Speaking earlier this month at a conference at the conservative Hudson Institute on the subject of “Challenges to the Special Relationship,” Michael Oren, the Israeli envoy to Washington, noted the intensity of U.S.-Israeli coordination on combating the U.N. Human Rights Council’s Goldstone report, which accused Israel of war crimes during last winter’s war in Gaza with Hamas.
Oren said the sides also agree on the need to isolate Iran as long as it appears to be pursuing nuclear weapons, and on the pace of applying sanctions on the Islamic Republic. He also said defense cooperation was closer than ever and that the Obama administration was redressing a decline in recent years of Israel’s qualitative military edge in the Middle East.
The Obama and Netanyahu administrations even have arrived at an agreement on freezing settlements, according to Oren. The freeze would not include Jerusalem and would account for some “natural growth” in West Bank settlement blocs Israel plans to keep in a final-status agreement.
The real problem is with the Palestinians, Oren said, who continue to insist on a total settlement freeze, and not between the United States and Israel.
But many members of the pro-Israel community remain upset about at the Obama administration for its focus on Jewish settlements in the West Bank. They say this focus makes settlements appear to be the obstacle to peace while giving the Palestinians and Arab states a pass on making concessions.
The Palestinians have rejected U.S. pressure to accommodate a partial freeze, and Arab nations have yet to announce the symbolic gestures Obama was hoping to secure for Israel as a reward for a freeze.
According to U.S. administration insiders, a number of Arab nations were ready to announce concessions — such as allowing Israeli civilian aircraft overflight rights and expanding business ties with Israel — but withdrew them after the Netanyahu government announced the new construction in the West Bank in September.
Obama administration officials say they understand that settlements are not the sine qua non of advancing the peace process, but they wonder why Israel does not address settlement issues even while the Obama administration presses the Palestinians and the Arabs for concessions.
It hasn’t helped the Obama-Netanyahu relationship that the U.S. administration continues to lavish attention on J Street, a lobbying and political action committee that describes itself as “pro-peace, pro-Israel.” The group has upset many U.S. Jews with its positions on Israel; the Israeli government has kept it at arm’s length.
James Jones, Obama’s national security adviser, is speaking this month to J Street and the American Task Force on Palestine, a group that lobbies for U.S. action to promote the creation of a Palestinian state. (Jones also will address the American Israel Public Affairs Committee, Israel’s stalwart advocate in Washington, at AIPAC’s annual national summit in San Diego.)

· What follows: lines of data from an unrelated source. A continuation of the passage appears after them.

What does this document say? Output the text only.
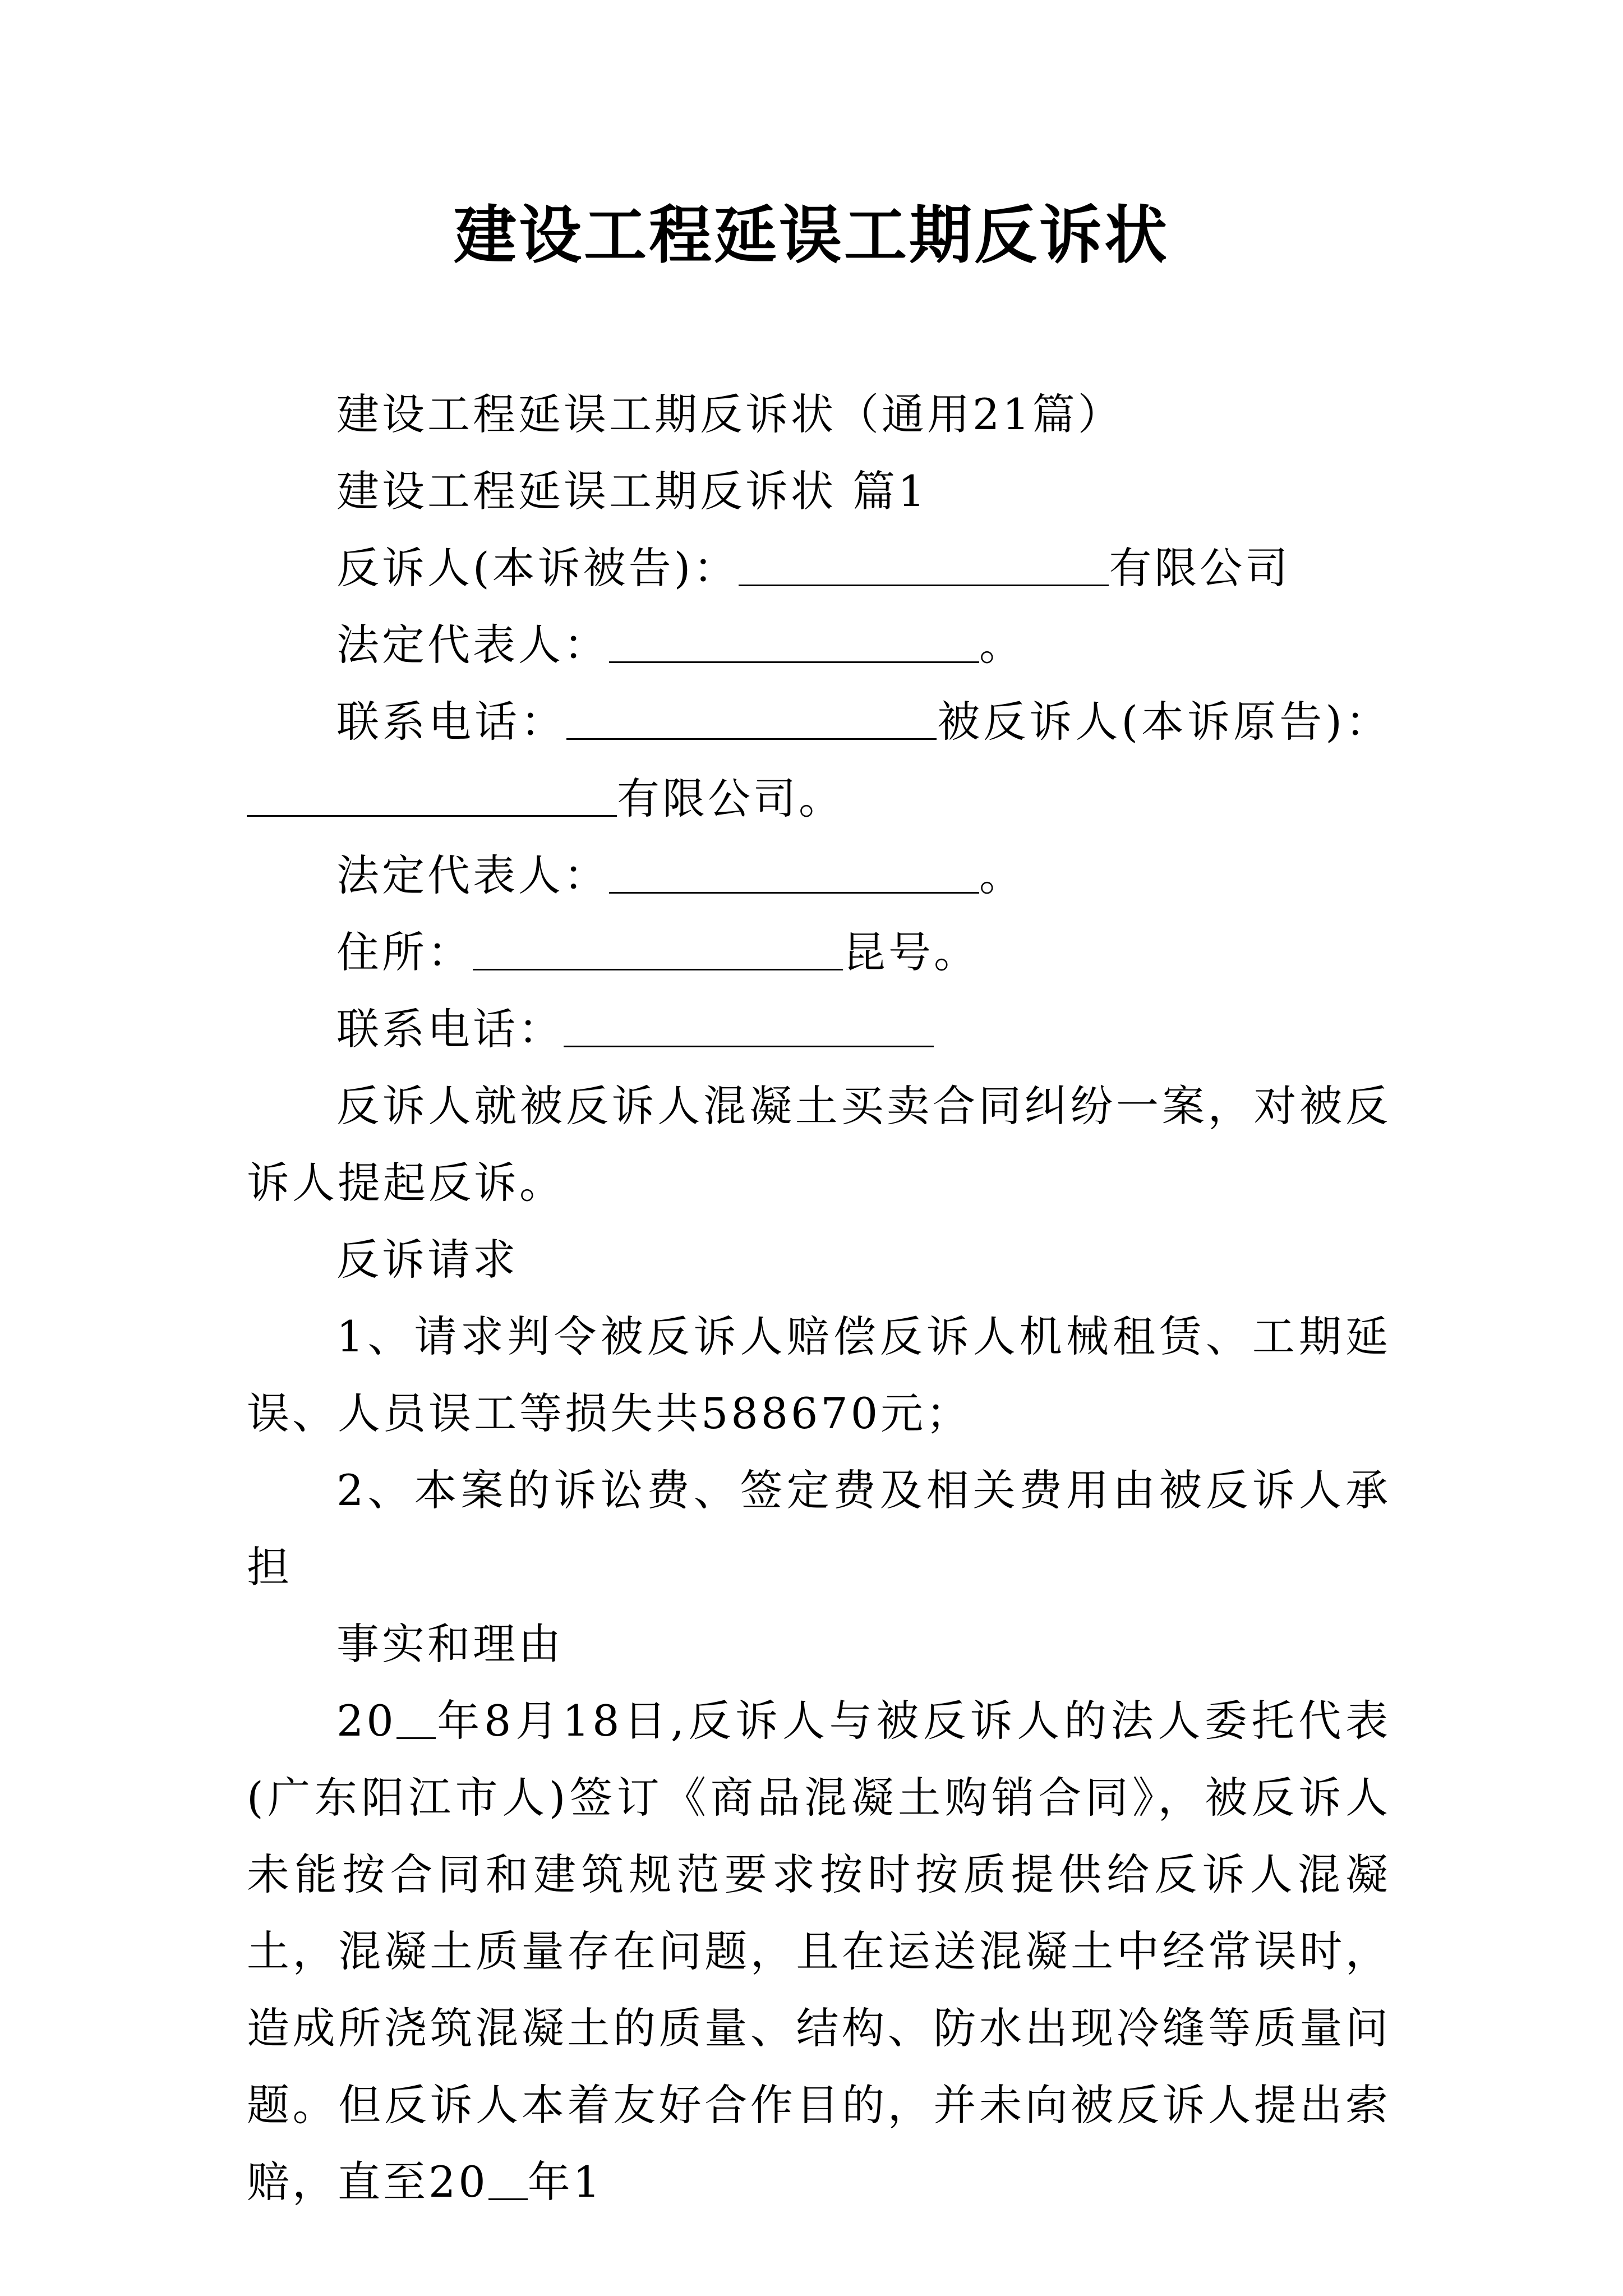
建设工程延误工期反诉状

建设工程延误工期反诉状（通用21篇）

建设工程延误工期反诉状 篇1

反诉人(本诉被告)：	有限公司

法定代表人：	。

联系电话：	被反诉人(本诉原告)：有限公司。

法定代表人：	。

住所：	昆号。

联系电话：

反诉人就被反诉人混凝土买卖合同纠纷一案，对被反诉人提起反诉。

反诉请求

1、请求判令被反诉人赔偿反诉人机械租赁、工期延误、人员误工等损失共588670元；

2、本案的诉讼费、签定费及相关费用由被反诉人承担

事实和理由

20 年8月18日,反诉人与被反诉人的法人委托代表(广东阳江市人)签订《商品混凝土购销合同》，被反诉人未能按合同和建筑规范要求按时按质提供给反诉人混凝土，混凝土质量存在问题，且在运送混凝土中经常误时，造成所浇筑混凝土的质量、结构、防水出现冷缝等质量问题。但反诉人本着友好合作目的，并未向被反诉人提出索赔，直至20 年1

Additionally, last weekend’s annual Washington Institute for Near East Policy Weinberg retreat, usually a venue for high-minded exchanges between Israeli and U.S. officials, lacked any Obama administration officials. Adm. Mike Mullen, the chairman of the Joint Chiefs of Staff, withdrew at the last moment, apparently because of the burgeoning crisis in Afghanistan.
Mullen’s cancellation was too late to compensate with a commensurate speaker, and in the absence of an Obama administration official, speaker after speaker faulted the administration in its dealings with Israel, the Arabs and Iran.

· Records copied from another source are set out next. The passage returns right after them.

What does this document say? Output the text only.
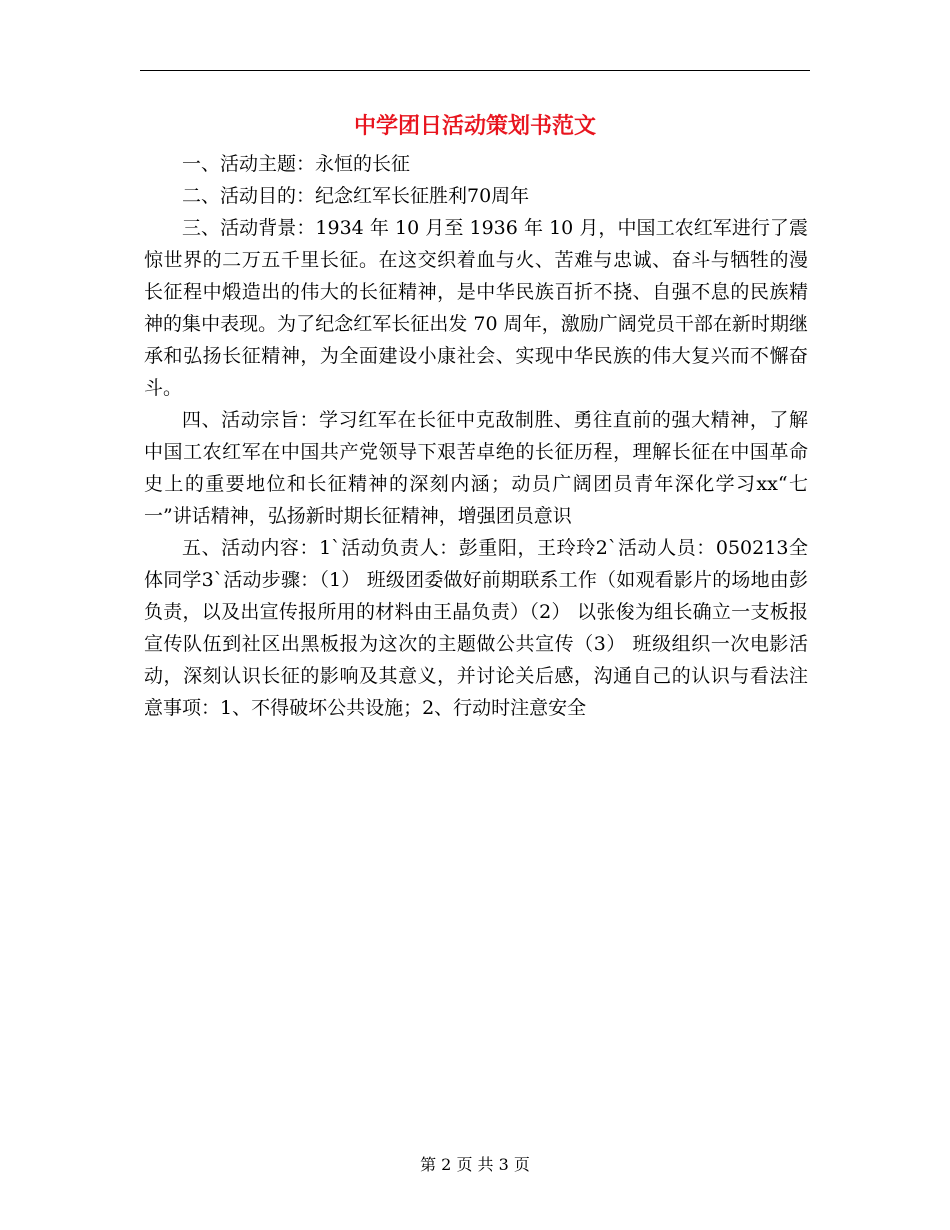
中学团日活动策划书范文

一、活动主题：永恒的长征

二、活动目的：纪念红军长征胜利70周年

三、活动背景：1934 年 10 月至 1936 年 10 月，中国工农红军进行了震惊世界的二万五千里长征。在这交织着血与火、苦难与忠诚、奋斗与牺牲的漫长征程中煅造出的伟大的长征精神，是中华民族百折不挠、自强不息的民族精神的集中表现。为了纪念红军长征出发 70 周年，激励广阔党员干部在新时期继承和弘扬长征精神，为全面建设小康社会、实现中华民族的伟大复兴而不懈奋斗。

四、活动宗旨：学习红军在长征中克敌制胜、勇往直前的强大精神，了解中国工农红军在中国共产党领导下艰苦卓绝的长征历程，理解长征在中国革命史上的重要地位和长征精神的深刻内涵；动员广阔团员青年深化学习xx“七一”讲话精神，弘扬新时期长征精神，增强团员意识

五、活动内容：1`活动负责人：彭重阳，王玲玲2`活动人员：050213全体同学3`活动步骤：（1） 班级团委做好前期联系工作（如观看影片的场地由彭负责，以及出宣传报所用的材料由王晶负责）（2） 以张俊为组长确立一支板报宣传队伍到社区出黑板报为这次的主题做公共宣传（3） 班级组织一次电影活动，深刻认识长征的影响及其意义，并讨论关后感，沟通自己的认识与看法注意事项：1、不得破坏公共设施；2、行动时注意安全

第 2 页 共 3 页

In Israel, a consensus is emerging that Obama needs to pay more attention to Israel.
Ofir Pines Paz, a Labor Party Knesset member who otherwise opposes the Netanyahu government’s policies, this month told a pro-Obama group, the New American Foundation, that the president needed to reach out to Israel.

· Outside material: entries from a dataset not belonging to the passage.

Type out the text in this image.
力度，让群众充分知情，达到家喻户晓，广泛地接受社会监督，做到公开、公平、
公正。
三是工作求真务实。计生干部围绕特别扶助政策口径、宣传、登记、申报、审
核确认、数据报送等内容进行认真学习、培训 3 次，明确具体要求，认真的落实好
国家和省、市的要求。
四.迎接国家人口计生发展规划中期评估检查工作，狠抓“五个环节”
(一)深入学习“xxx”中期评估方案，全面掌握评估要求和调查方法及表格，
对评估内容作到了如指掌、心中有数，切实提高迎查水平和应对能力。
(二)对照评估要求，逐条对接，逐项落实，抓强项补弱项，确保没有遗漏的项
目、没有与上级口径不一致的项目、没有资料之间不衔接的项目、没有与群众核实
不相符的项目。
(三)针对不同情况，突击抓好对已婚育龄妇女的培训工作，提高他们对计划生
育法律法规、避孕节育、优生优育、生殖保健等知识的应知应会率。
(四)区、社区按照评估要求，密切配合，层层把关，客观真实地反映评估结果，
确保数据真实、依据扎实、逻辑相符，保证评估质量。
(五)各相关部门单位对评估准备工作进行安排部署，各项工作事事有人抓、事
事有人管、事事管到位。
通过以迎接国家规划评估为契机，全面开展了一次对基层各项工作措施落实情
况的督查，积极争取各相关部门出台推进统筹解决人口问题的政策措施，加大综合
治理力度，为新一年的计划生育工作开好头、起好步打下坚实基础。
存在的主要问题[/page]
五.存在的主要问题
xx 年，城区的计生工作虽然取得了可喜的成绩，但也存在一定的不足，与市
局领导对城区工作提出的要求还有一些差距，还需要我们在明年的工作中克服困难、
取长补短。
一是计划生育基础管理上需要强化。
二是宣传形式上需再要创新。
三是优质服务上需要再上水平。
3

“It’s something that should be tackled,” he said. “Maybe not by a speech, but not by hesitation. He shouldn’t give up on Israeli public opinion.”
Oren said as much to the Hudson Institute, referring to Obama’s single-digit approval ratings in the Jewish state.
“We have to get this number up,” he said. Establishing trust in the U.S. administration among Israelis “is a sine qua non of the peace process.”